Il murales in onore di Kobe e Gigi

A meno di 24 ore dall’incidente che ha lasciato tutti senza parole e con un grande senso di vuoto, spunta a Los Angeles un murales dedicato al campione del NBA e sua figlia Gianna. L’artista di graffiti Jules Muck, subito dopo aver appreso dell’incidente ha incominciato l’opera, portandola a termine nel giro di poche ore. Il murales ritrae il grande Kobe Bryant con sua figlia Gianna sorridenti e felici con la scritta “Kobe & Gigi. Forever Daddy’s Girl”.
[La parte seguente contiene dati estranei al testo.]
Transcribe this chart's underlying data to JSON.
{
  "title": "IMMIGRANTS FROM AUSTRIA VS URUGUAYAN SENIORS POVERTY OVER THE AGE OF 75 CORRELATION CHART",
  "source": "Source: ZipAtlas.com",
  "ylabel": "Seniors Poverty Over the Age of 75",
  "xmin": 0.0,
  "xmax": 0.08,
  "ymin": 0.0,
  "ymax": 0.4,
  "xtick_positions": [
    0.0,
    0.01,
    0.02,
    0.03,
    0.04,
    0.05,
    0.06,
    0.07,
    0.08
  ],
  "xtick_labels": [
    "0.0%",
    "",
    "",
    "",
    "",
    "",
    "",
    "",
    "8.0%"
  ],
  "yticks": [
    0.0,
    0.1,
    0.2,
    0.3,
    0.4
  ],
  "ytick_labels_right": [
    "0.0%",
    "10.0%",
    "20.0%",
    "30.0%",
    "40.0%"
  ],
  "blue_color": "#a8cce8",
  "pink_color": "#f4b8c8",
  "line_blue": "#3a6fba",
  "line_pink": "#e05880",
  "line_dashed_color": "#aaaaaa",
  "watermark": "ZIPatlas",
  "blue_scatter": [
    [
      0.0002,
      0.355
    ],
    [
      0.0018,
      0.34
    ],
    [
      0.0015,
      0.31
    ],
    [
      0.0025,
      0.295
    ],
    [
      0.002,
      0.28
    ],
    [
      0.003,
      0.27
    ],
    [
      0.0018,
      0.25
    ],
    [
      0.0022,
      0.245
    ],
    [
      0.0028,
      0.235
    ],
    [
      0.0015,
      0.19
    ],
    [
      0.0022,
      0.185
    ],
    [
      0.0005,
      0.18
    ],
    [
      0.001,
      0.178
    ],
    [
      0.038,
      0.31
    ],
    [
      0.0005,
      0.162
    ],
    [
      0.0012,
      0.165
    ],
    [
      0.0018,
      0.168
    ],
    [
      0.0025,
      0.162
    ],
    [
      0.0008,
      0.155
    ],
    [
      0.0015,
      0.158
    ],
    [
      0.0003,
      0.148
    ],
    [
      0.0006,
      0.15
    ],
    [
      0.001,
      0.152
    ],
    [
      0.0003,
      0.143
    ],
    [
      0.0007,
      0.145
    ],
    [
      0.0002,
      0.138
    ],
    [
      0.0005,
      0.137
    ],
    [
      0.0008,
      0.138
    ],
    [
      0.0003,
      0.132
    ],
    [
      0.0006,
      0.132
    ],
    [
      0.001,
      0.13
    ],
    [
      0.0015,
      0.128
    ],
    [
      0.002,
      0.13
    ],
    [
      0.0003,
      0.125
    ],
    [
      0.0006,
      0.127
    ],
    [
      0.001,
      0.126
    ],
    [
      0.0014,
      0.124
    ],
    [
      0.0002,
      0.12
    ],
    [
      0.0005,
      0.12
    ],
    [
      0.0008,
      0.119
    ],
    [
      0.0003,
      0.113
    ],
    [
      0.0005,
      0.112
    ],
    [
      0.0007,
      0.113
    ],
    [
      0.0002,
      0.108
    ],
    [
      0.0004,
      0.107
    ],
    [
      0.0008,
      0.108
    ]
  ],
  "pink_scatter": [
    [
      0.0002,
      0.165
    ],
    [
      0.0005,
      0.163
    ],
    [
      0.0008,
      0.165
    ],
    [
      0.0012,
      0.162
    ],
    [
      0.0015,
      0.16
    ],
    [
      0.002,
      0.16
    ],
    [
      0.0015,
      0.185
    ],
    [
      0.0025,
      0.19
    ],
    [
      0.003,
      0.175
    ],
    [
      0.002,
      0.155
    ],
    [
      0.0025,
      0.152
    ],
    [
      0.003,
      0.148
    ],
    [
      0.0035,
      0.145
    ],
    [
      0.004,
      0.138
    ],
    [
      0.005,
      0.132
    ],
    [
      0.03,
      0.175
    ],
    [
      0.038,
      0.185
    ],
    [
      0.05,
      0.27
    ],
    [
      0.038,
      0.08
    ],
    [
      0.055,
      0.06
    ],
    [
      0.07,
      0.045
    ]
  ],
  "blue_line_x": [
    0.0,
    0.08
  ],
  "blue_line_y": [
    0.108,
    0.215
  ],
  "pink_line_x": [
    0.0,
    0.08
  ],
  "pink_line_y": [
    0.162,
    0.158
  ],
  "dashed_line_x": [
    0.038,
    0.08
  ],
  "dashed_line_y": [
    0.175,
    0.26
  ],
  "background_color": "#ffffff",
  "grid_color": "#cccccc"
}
Gigi è proprio il soprannome della giovane promessa del basket che si è spenta a soli 13 anni con il padre. Un festival di colori, due volti sorridenti, sereni e felici che mostrano a tutti la grandezza di uno sport, l’amore tra padre e figlia che non avrà mai fine e continuerà a vivere per sempre. Jules Muck ha deciso di rendere omaggio alla star dei campi da gioco, dei canestri e della palla a spicchi, una sorta di ringraziamento per tutto quello che il player è riuscito a regalare ai tifosi ed appassionati di sport, grazie alle sue gesta ed alle sue performance in campo e nella vita. Ma non solo, Kobe è stato anche un padre modello, che ha saputo trasmettere a sua figlia la passione e l’amore per il basket, rendendola sempre partecipe della magia che questo sport riesce a donare. Sono davvero tante le persone che si fermano ad ammirare il murales, lasciando dei doni e delle candele in onore delle due vittime.

Il grande player vivrà sempre nei cuori dei tanti tifosi a cui ha saputo donare delle emozioni e sensazioni esclusive ed irripetibili, diventando un simbolo ed un punto di riferimento per i più giovani desiderosi di muovere i loro passi sui campi da basket di tutto il mondo.